# If $u(x,t)$ describes heat in a 1-D rod, what is $u_{x}$?

I'm studying partial differential equations and I am struggling to understand the heat equation $u_t =ku_{xx}$. I understand the physical interpretation of $u_{t}$, but the meaning of $u_{x}$ eludes me.

This question arises from the following problem:

Consider the 1-D heat equation in a rod of length $L$ with diffusion constant $k$. Suppose the left endpoint is fixed at 100°, while the right endpoint is convecting (in obedience to Newton's Law of Cooling with proportionality constant $K=1$) with an outside medium which is 500°. The initial temperature distribution in the rod is given by $f(x)$.

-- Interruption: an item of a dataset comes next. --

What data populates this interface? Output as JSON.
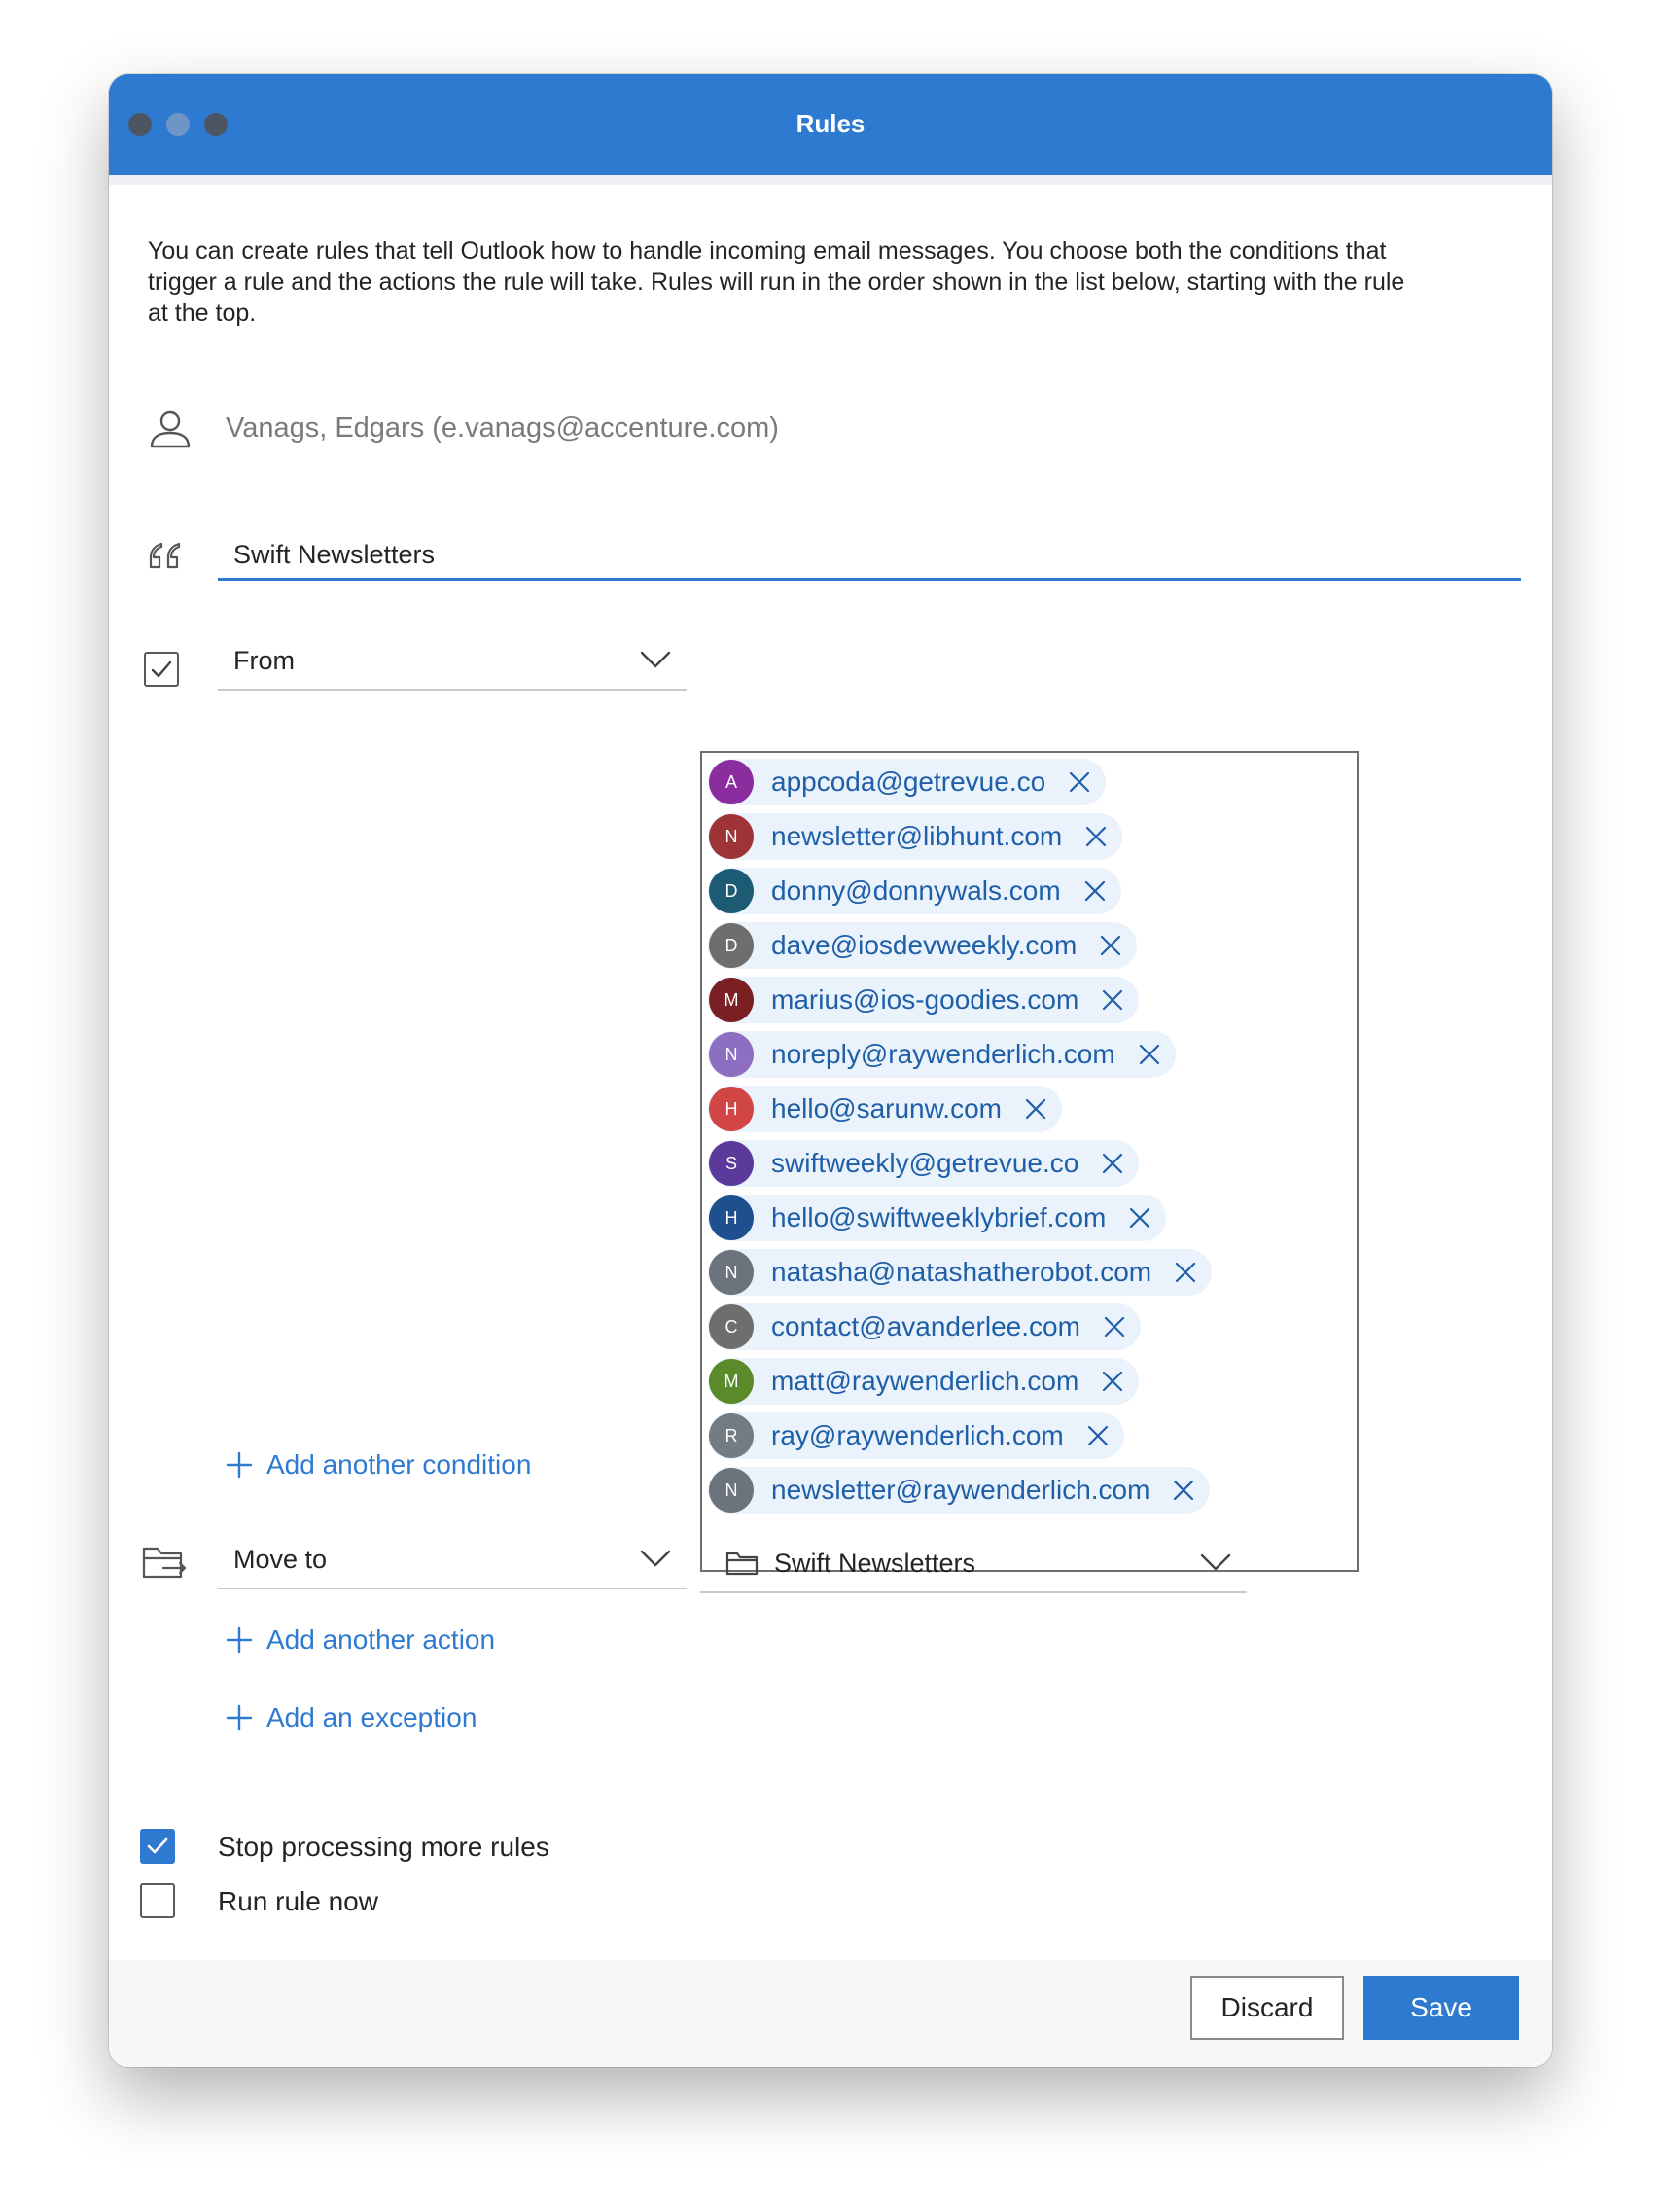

While setting up the PDE, I interpreted the boundary condition at the right end as $u_{t}(L,t)=u(L,t)-500$ but the answer in the back of the text book has $-u_{x}(L,t)=u(L,t)-500$. Why is that?

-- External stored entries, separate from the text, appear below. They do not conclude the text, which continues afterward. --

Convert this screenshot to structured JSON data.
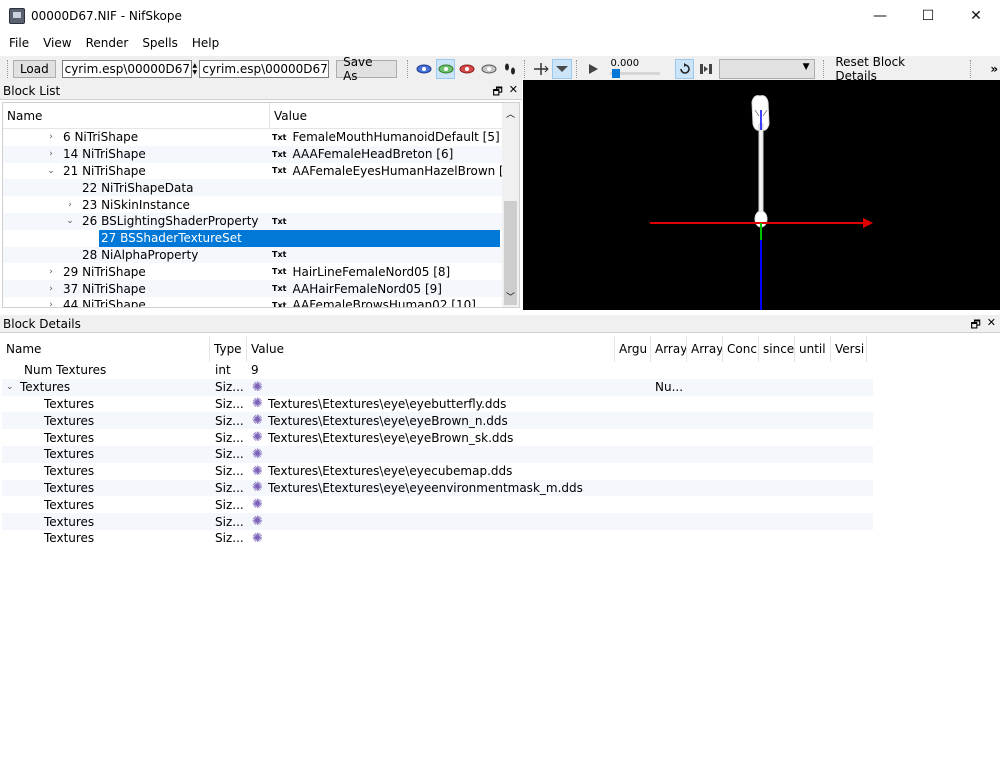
{
  "window": {
    "title": "00000D67.NIF - NifSkope",
    "minimize": "—",
    "maximize": "☐",
    "close": "✕"
  },
  "menu": [
    "File",
    "View",
    "Render",
    "Spells",
    "Help"
  ],
  "toolbar": {
    "load_label": "Load",
    "load_path": "cyrim.esp\\00000D67.NIF",
    "save_path": "cyrim.esp\\00000D67.NIF",
    "save_as_label": "Save As",
    "time_value": "0.000",
    "time_fraction": 0.0,
    "reset_label": "Reset Block Details",
    "overflow": "»"
  },
  "block_list": {
    "title": "Block List",
    "col_name": "Name",
    "col_value": "Value",
    "float_icon": "🗗",
    "close_icon": "✕",
    "txt_tag": "Txt",
    "rows": [
      {
        "chev": ">",
        "name": "6 NiTriShape",
        "value": "FemaleMouthHumanoidDefault [5]",
        "txt": true,
        "indent": 0
      },
      {
        "chev": ">",
        "name": "14 NiTriShape",
        "value": "AAAFemaleHeadBreton [6]",
        "txt": true,
        "indent": 0
      },
      {
        "chev": "v",
        "name": "21 NiTriShape",
        "value": "AAFemaleEyesHumanHazelBrown [...",
        "txt": true,
        "indent": 0
      },
      {
        "chev": "",
        "name": "22 NiTriShapeData",
        "value": "",
        "txt": false,
        "indent": 1
      },
      {
        "chev": ">",
        "name": "23 NiSkinInstance",
        "value": "",
        "txt": false,
        "indent": 1
      },
      {
        "chev": "v",
        "name": "26 BSLightingShaderProperty",
        "value": "",
        "txt": true,
        "indent": 1
      },
      {
        "chev": "",
        "name": "27 BSShaderTextureSet",
        "value": "",
        "txt": false,
        "indent": 2,
        "selected": true
      },
      {
        "chev": "",
        "name": "28 NiAlphaProperty",
        "value": "",
        "txt": true,
        "indent": 1
      },
      {
        "chev": ">",
        "name": "29 NiTriShape",
        "value": "HairLineFemaleNord05 [8]",
        "txt": true,
        "indent": 0
      },
      {
        "chev": ">",
        "name": "37 NiTriShape",
        "value": "AAHairFemaleNord05 [9]",
        "txt": true,
        "indent": 0
      },
      {
        "chev": ">",
        "name": "44 NiTriShape",
        "value": "AAFemaleBrowsHuman02 [10]",
        "txt": true,
        "indent": 0
      }
    ]
  },
  "block_details": {
    "title": "Block Details",
    "float_icon": "🗗",
    "close_icon": "✕",
    "columns": [
      "Name",
      "Type",
      "Value",
      "Argu",
      "Array",
      "Array",
      "Conc",
      "since",
      "until",
      "Versi"
    ],
    "rows": [
      {
        "chev": "",
        "name": "Num Textures",
        "type": "int",
        "value": "9",
        "gear": false,
        "indent": 1,
        "arr": ""
      },
      {
        "chev": "v",
        "name": "Textures",
        "type": "Siz...",
        "value": "",
        "gear": true,
        "indent": 0,
        "arr": "Nu..."
      },
      {
        "chev": "",
        "name": "Textures",
        "type": "Siz...",
        "value": "Textures\\Etextures\\eye\\eyebutterfly.dds",
        "gear": true,
        "indent": 2,
        "arr": ""
      },
      {
        "chev": "",
        "name": "Textures",
        "type": "Siz...",
        "value": "Textures\\Etextures\\eye\\eyeBrown_n.dds",
        "gear": true,
        "indent": 2,
        "arr": ""
      },
      {
        "chev": "",
        "name": "Textures",
        "type": "Siz...",
        "value": "Textures\\Etextures\\eye\\eyeBrown_sk.dds",
        "gear": true,
        "indent": 2,
        "arr": ""
      },
      {
        "chev": "",
        "name": "Textures",
        "type": "Siz...",
        "value": "",
        "gear": true,
        "indent": 2,
        "arr": ""
      },
      {
        "chev": "",
        "name": "Textures",
        "type": "Siz...",
        "value": "Textures\\Etextures\\eye\\eyecubemap.dds",
        "gear": true,
        "indent": 2,
        "arr": ""
      },
      {
        "chev": "",
        "name": "Textures",
        "type": "Siz...",
        "value": "Textures\\Etextures\\eye\\eyeenvironmentmask_m.dds",
        "gear": true,
        "indent": 2,
        "arr": ""
      },
      {
        "chev": "",
        "name": "Textures",
        "type": "Siz...",
        "value": "",
        "gear": true,
        "indent": 2,
        "arr": ""
      },
      {
        "chev": "",
        "name": "Textures",
        "type": "Siz...",
        "value": "",
        "gear": true,
        "indent": 2,
        "arr": ""
      },
      {
        "chev": "",
        "name": "Textures",
        "type": "Siz...",
        "value": "",
        "gear": true,
        "indent": 2,
        "arr": ""
      }
    ]
  },
  "icons": {
    "app": "nifskope-app-icon",
    "gear": "texture-gear-icon"
  },
  "colors": {
    "selection": "#0078d7",
    "axis_x": "#e00000",
    "axis_y": "#00c000",
    "axis_z": "#0000ff",
    "viewport_bg": "#000000"
  }
}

• $u$ is temperature, hence $u_{x}$ is temperature gradient – lurscher Sep 29 '17 at 21:31
• typically, temperature gradient is relevant in applications as it induces structural stress in the material and can result in plastic deformations or fracture – lurscher Sep 29 '17 at 21:33

The local rate of conductive heat flow along the rod is proportional to $u_x$ (the spatial temperature gradient). Your equation $-u_x=u(L,t)-500$ says that the rate of conductive heat flow arriving at x=L must match the rate of heat flow leaving the rod convectively.